Now that March Madness is over and my dreams of winning my office pool have been squashed, I can get back to watching movies. Thanks to a bracket involving Disney’s animated films I was motivated to watch a few I had not seen. First up, Treasure Planet.

Grade:

C-

The first thought inspired by TP is “Disney moved into the special effects age of animation? Interesting.” That’s it. At the time of this writing, it has been less than 24 hours since I watched Treasure Planet and I have very little to say. The movie simply fails to make a lasting impression. Sure, the animation is wondrous and colorful. Sure, the galactic imagery inspires the adventurous child in us all. Yet, these are temporary fixes that become bogged down by the typical Disney tropes.

treasure-planet-1

Based on Treasure Island but in outer space, Treasure Planet follows Jim Hawkins (Joseph Gordon-Levitt) as he embarks on an adventure with Dr. Doppler (David Hyde Pierce), Captain Amelia (Emma Thompson), and John Silver (Brian Murray) to find a long lost treasure.

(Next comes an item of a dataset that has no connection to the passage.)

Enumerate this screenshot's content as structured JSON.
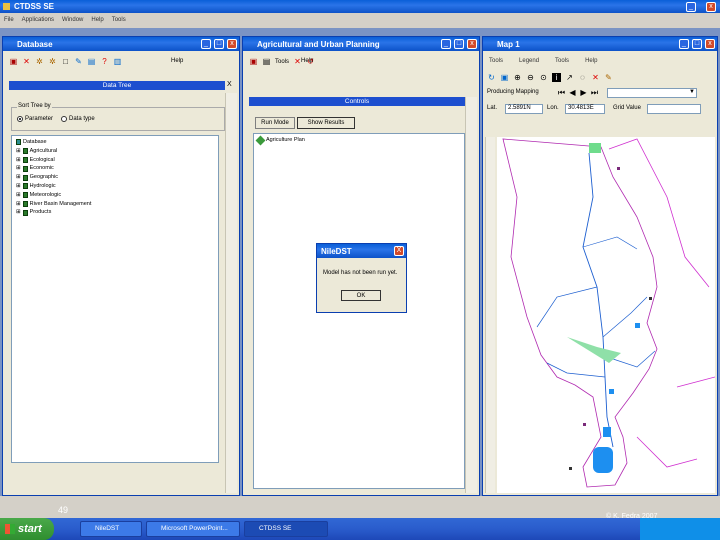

Before you guffaw in snooty condescension, I am well aware that Treasure Planet was made for children half my age. I still remain confident that few children would view Treasure Planet the way I see other Disney films. I’m not even comparing it to the greats like The Lion King or any of the classic princess films. For instance, in the first round of the aforementioned bracket, Treasure Planet is up against Tarzan. Even after seeing the former, I will choose the latter every time. Treasure Planet does not provide any meaningful spark that piques your interest and holds your attention.

Treasure Planet 2

I have always thought of this film in conjunction with Atlantis (which I’ll be viewing soon) as the new age of more technological animation—at least by Disney standards. While this is great, it does not mask a lack in content and substance. Treasure Planet lacks a memorable lead, intricate plotline or even a true villain. It’s as blasé as they come.